Was geht tief in uns vor?
Im Jahr 1966 inszenierte Richard Fleischer mit seinem Sci-Fi-Klassiker "Die phantastische Reise" eine ebenso spektakuläre wie unheimliche Fahrt einiger Wissenschaftler durch den menschlichen Körper. Über 30 Jahre später bearbeitete  Regisseur Tarsem Singh mit THE CELL (The Cell) einen ganz ähnlichen Stoff - nur dass dieses Mal die Reise direkt ins Unterbewusstsein führen sollte. Als aktuellsten Beitrag dieser Reihe könnte man Christopher Nolans "Inception" (2010) bezeichnen. Stets geht es um die Durchquerung fantastischer innerer Welten, um an spezielle Informationen zu gelangen, die darin verborgen sind.

An THE CELL scheiden sich die Geister. Für die einen ist er lediglich ein in die Länge gezogenes, überproduziertes Musikvideo, für die anderen ein faszinierend surreales Abenteuer. Der verstorbene US-Kritiker Roger Ebert, den man nicht wirklich als Horror-Fan bezeichnen konnte, gab THE CELL mal die volle Punktzahl und nannte ihn einen der zehn besten Filme des Jahres. Ich weiß nicht so recht, Roger...

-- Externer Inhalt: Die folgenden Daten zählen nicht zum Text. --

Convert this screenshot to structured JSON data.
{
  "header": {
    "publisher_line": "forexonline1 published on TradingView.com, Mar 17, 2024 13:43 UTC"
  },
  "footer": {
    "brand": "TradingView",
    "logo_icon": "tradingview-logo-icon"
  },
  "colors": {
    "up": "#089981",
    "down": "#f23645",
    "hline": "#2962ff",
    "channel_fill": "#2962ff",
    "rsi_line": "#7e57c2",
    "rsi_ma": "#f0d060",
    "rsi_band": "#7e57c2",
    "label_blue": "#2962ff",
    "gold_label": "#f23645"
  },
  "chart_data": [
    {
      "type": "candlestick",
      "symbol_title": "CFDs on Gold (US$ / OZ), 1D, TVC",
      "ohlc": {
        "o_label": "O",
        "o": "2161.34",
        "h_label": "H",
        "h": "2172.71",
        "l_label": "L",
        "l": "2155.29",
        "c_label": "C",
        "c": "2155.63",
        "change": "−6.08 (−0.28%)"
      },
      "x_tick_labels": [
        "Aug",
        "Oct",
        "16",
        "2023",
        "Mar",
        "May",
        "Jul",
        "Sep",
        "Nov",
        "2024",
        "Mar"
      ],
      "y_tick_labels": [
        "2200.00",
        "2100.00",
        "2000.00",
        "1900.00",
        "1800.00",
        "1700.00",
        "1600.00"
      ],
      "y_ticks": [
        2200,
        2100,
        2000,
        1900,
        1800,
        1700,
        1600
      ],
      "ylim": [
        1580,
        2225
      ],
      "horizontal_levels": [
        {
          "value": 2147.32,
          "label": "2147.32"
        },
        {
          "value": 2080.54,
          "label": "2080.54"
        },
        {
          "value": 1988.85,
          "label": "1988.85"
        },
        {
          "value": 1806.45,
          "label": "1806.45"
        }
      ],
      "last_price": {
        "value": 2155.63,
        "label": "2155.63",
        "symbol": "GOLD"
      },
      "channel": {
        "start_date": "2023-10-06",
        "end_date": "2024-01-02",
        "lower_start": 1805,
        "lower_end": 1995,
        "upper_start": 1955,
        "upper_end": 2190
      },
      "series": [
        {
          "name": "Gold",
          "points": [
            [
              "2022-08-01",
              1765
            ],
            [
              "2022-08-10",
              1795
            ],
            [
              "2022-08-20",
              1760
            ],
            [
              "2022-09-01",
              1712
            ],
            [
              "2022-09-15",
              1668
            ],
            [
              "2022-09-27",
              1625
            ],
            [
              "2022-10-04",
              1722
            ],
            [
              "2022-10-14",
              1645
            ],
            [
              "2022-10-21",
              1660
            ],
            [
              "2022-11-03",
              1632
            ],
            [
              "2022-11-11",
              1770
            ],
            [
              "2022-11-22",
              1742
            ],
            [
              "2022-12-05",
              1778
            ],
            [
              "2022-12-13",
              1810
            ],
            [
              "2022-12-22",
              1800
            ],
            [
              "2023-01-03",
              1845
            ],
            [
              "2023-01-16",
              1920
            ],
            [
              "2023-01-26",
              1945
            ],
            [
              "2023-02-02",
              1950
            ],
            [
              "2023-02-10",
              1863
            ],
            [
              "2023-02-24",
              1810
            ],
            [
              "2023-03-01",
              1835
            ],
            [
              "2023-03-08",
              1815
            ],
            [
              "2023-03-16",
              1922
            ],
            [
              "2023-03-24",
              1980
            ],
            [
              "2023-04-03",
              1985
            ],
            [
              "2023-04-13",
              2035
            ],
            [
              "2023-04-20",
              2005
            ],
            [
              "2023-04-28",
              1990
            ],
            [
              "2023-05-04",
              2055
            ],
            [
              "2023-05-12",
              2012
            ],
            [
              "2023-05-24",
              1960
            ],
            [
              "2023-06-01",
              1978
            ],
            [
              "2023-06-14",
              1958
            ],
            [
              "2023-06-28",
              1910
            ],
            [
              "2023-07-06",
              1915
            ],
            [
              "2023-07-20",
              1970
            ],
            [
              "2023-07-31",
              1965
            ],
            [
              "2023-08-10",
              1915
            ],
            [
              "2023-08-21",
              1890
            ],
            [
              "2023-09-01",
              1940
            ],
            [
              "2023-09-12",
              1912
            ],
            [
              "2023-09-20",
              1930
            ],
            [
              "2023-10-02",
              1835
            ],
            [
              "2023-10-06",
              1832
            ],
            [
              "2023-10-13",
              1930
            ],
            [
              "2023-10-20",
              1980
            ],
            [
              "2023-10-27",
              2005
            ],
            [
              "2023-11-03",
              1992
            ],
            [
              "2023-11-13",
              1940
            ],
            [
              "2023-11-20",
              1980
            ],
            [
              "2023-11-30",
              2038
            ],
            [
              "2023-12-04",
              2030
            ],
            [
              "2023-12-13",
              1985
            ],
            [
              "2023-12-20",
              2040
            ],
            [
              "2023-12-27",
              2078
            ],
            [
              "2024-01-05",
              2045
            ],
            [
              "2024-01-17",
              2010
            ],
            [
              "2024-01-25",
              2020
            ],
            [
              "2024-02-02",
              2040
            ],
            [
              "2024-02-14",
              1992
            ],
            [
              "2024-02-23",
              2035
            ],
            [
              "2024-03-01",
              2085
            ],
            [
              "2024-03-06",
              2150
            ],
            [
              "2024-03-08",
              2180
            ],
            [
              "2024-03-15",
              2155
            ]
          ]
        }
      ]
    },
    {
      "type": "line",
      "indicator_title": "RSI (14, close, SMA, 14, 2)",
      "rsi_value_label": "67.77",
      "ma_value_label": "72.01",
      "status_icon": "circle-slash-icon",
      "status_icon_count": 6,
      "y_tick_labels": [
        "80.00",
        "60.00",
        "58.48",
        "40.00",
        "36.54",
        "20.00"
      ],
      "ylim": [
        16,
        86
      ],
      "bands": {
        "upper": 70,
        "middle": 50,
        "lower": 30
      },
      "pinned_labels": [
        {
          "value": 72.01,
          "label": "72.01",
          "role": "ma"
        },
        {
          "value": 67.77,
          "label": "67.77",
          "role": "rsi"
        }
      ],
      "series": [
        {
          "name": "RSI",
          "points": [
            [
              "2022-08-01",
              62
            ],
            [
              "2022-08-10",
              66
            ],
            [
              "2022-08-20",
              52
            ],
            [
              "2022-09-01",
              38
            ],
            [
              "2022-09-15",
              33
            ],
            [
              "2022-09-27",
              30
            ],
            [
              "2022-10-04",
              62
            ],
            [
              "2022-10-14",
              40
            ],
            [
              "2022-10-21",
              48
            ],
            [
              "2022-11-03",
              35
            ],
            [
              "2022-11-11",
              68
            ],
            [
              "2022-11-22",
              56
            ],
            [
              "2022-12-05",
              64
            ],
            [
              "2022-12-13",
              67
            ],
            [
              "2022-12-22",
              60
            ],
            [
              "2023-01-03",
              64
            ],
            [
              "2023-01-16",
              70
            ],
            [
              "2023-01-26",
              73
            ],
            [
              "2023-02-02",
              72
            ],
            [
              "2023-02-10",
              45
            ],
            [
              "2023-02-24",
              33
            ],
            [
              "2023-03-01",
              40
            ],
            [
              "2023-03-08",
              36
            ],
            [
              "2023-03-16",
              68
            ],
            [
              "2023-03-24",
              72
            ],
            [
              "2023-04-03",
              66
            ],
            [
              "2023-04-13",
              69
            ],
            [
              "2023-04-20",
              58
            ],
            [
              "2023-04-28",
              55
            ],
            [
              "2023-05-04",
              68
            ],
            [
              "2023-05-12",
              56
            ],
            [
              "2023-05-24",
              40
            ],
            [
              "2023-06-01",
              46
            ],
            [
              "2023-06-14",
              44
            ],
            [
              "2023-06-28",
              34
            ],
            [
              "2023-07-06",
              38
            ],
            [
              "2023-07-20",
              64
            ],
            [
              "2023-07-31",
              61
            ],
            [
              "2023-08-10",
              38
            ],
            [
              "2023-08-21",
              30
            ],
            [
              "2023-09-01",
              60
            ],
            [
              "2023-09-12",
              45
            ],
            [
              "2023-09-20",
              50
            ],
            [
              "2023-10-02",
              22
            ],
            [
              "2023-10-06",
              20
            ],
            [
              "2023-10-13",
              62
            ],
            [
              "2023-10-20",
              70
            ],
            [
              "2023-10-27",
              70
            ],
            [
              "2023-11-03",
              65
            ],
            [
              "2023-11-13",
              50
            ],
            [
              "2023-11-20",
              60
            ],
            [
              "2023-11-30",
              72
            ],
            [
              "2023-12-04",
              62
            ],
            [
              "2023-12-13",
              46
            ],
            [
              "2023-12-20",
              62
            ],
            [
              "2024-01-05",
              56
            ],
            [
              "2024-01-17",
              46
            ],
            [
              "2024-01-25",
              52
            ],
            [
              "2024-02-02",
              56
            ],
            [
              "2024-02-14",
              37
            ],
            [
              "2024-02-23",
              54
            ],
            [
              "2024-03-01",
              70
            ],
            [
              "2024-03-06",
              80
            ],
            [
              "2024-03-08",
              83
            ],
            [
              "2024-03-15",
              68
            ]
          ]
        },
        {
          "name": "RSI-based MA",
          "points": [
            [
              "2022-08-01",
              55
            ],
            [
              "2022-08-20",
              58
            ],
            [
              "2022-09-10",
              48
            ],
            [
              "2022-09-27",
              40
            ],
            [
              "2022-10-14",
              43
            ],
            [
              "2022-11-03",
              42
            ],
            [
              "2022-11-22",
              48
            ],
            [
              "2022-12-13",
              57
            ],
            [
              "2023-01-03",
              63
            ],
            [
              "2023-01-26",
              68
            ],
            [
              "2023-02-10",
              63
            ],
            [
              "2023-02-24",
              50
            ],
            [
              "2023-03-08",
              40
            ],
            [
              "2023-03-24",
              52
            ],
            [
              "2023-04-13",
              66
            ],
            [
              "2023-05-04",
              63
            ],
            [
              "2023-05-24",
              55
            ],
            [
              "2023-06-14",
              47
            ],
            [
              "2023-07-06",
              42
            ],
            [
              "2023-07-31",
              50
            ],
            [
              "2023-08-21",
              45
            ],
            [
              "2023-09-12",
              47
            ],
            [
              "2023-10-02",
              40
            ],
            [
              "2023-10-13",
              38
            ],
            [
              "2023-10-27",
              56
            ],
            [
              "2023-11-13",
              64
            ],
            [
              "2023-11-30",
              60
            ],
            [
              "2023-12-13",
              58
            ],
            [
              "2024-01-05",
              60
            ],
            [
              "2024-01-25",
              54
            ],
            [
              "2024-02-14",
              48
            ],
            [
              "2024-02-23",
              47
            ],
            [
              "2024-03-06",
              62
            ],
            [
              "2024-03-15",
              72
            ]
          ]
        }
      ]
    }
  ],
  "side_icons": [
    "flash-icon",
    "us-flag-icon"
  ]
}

Jennifer Lopez spielt in THE CELL die Kinderpsychologin und Sozialarbeiterin Catherine, die mittels einer neuartigen Technik in das Unterbewusstsein von komatösen Menschen eindringen und sie darin therapieren kann. Als ein psychisch gestörter Frauenmörder (Vincent D'Onofrio) ins Koma fällt, nachdem er gerade sein letztes Opfer entführt und eingekerkert hat, bittet ein FBI-Agent (Vince Vaughn) sie um Hilfe. Catherine soll den Aufenthaltsort der Entführten ausfindig machen, indem sie in die Seele des Killers eintaucht und die Information dort entdeckt. Das ist natürlich nicht ungefährlich...

Wer jetzt meint, "so etwas gibt es doch gar nicht, wie soll denn das bitte funktionieren?", dem sei gesagt, dass es dem Film darauf nicht ankommt, immerhin strotze auch "Die phantastische Reise" nur so vor Unlogik. Eine fantastische Prämisse muss man eben schlucken oder nicht. Wer allerdings meint, "ist das alles nicht 'Das Schweigen der Lämmer', nur mit Traumsequenzen?", dem kann man absolut zustimmen.
Kurz gesagt: hätte Tarsem Singh auf den ganzen Serienkiller-Quatsch verzichtet und sich mehr um die Horror/Fantasy-Elemente gekümmert, wäre aus THE CELL vielleicht wirklich ein Meisterwerk geworden. Die Krimi-Handlung bietet als Rahmen nichts, was man nicht schon in den 10 Jahren zuvor gesehen hätte - ein derangierter Mörder mit traumatischer Kindheit, der Frauen in Tiefgaragen kidnappt und sie in ein großes Aquarium steckt, das sich langsam mit Wasser füllt, so dass die Opfer ihrem qualvollen Tod langsam entgegensehen. Neu ist daran nur, dass der Täter einen weißen Schäferhund dabei hat, und dass er sich gern selbst quält, indem er sich an Haken auf dem Rücken an der Zimmerdecke aufhängt (falls gerade keine Opfer gequält werden müssen, kann man die Haken auch für Gästehandtücher benutzen).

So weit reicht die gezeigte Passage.